As cabras foram preparadas para procedimento estéril, conforme descrito previamente [11,12]. Nos animais do grupo convencional, a BTP foi realizada com fita cardíaca de algodão (Polysuture, São Sebastião do Paraíso, MG), posicionada cerca de 10 mm acima do plano valvar. Nos animais do grupo sham e intermitente, foi implantado dispositivo de bandagem ajustável posicionado imediatamente acima da valva pulmonar e fixado à adventícia do TP. O botão de insuflação foi implantado e fixado no subcutâneo do tórax. Os cateteres de monitorização hemodinâmica foram exteriorizados e mantidos com heparina. Os animais receberam profilaticamente cefazolina (30 mg/kg), gentamicina (4 mg/kg) e penicilina benzatina (500.000 UI) por via intramuscular. Após duas semanas, a dose de penicilina benzatina foi repetida. Também foi administrada heparina sódica na dose de 5.000 UI, por via subcutânea, diariamente até o final do protocolo.

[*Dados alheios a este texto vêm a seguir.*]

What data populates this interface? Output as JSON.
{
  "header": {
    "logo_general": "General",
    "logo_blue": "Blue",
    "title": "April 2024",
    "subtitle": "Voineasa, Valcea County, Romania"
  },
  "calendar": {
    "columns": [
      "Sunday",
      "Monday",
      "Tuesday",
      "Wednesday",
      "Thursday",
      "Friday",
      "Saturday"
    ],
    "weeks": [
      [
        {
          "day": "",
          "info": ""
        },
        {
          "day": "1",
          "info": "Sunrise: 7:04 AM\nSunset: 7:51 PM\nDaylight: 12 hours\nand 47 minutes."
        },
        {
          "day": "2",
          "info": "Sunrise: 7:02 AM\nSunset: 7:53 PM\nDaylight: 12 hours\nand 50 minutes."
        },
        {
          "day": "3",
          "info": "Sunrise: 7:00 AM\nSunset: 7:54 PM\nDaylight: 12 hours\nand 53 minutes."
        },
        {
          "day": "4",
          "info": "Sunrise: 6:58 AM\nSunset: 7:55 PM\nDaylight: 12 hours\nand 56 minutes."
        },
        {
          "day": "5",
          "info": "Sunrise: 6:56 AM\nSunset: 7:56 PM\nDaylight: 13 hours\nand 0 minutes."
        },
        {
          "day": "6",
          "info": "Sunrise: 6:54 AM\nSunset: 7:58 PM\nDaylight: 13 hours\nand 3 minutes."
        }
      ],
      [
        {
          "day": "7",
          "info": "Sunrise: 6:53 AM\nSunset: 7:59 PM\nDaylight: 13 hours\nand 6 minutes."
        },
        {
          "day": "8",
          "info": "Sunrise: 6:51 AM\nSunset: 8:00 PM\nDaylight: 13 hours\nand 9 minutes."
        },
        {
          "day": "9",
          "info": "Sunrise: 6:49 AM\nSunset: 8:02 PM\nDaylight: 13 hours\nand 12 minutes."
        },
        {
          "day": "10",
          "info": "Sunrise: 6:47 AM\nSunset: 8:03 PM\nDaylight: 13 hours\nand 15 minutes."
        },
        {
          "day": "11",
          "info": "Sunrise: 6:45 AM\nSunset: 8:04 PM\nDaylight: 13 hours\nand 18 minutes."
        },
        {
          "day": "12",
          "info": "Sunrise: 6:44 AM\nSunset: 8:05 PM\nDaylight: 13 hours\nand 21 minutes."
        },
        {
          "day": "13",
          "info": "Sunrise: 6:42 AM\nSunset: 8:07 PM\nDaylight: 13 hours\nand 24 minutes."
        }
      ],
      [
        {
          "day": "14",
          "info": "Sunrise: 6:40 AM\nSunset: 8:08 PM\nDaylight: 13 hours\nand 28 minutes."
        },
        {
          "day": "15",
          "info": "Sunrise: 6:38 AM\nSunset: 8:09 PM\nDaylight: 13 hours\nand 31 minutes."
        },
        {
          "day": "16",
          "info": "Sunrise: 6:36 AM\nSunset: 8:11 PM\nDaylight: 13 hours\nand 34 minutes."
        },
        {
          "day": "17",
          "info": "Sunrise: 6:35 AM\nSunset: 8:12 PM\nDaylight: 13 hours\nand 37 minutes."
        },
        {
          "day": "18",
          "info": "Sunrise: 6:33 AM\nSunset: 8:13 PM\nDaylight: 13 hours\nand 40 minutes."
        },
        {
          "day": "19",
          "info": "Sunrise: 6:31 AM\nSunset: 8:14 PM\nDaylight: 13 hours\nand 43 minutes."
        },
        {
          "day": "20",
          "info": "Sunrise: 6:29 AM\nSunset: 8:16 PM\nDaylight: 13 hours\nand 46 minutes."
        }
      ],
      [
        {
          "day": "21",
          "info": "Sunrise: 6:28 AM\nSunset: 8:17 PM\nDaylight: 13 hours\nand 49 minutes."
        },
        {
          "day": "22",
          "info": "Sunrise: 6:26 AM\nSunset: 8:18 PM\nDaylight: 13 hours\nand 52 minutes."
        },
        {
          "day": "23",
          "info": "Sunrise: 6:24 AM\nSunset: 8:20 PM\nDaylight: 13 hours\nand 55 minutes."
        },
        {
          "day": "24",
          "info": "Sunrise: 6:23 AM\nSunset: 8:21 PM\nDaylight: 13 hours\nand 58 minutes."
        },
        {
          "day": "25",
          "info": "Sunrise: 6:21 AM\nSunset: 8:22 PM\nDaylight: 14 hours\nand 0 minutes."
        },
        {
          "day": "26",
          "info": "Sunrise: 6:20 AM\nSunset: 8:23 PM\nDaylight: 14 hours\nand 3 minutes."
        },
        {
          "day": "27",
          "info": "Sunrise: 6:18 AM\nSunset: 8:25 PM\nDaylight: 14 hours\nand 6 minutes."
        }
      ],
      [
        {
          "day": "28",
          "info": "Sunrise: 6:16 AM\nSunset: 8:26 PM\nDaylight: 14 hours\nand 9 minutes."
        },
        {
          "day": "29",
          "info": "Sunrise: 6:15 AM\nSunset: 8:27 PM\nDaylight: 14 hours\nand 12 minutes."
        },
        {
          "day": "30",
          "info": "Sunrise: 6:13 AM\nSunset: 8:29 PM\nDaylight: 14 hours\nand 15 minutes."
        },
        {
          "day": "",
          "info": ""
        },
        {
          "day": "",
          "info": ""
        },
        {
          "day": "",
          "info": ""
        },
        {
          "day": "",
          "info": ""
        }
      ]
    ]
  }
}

Descrição do dispositivo de bandagem ajustável

O dispositivo de porte adulto foi desenvolvido em colaboração com a SILIMED, indústria de silicone e instrumental médico-cirúrgico e hospitalar Ltda., Rio de Janeiro, RJ, conforme publicado anteriormente [11,12]. Apresenta diâmetro externo de 24 mm e largura de 6 mm. A superfície interna apresenta uma camada distensível de silicone com espessura entre 0,6 e 0,8 mm, cuja expansão comprime a luz do TP, conforme a quantidade de líquido injetada no botão de insuflação. Esse botão é implantado no subcutâneo, permitindo assim o ajuste fino do diâmetro do anel de bandagem por via percutânea.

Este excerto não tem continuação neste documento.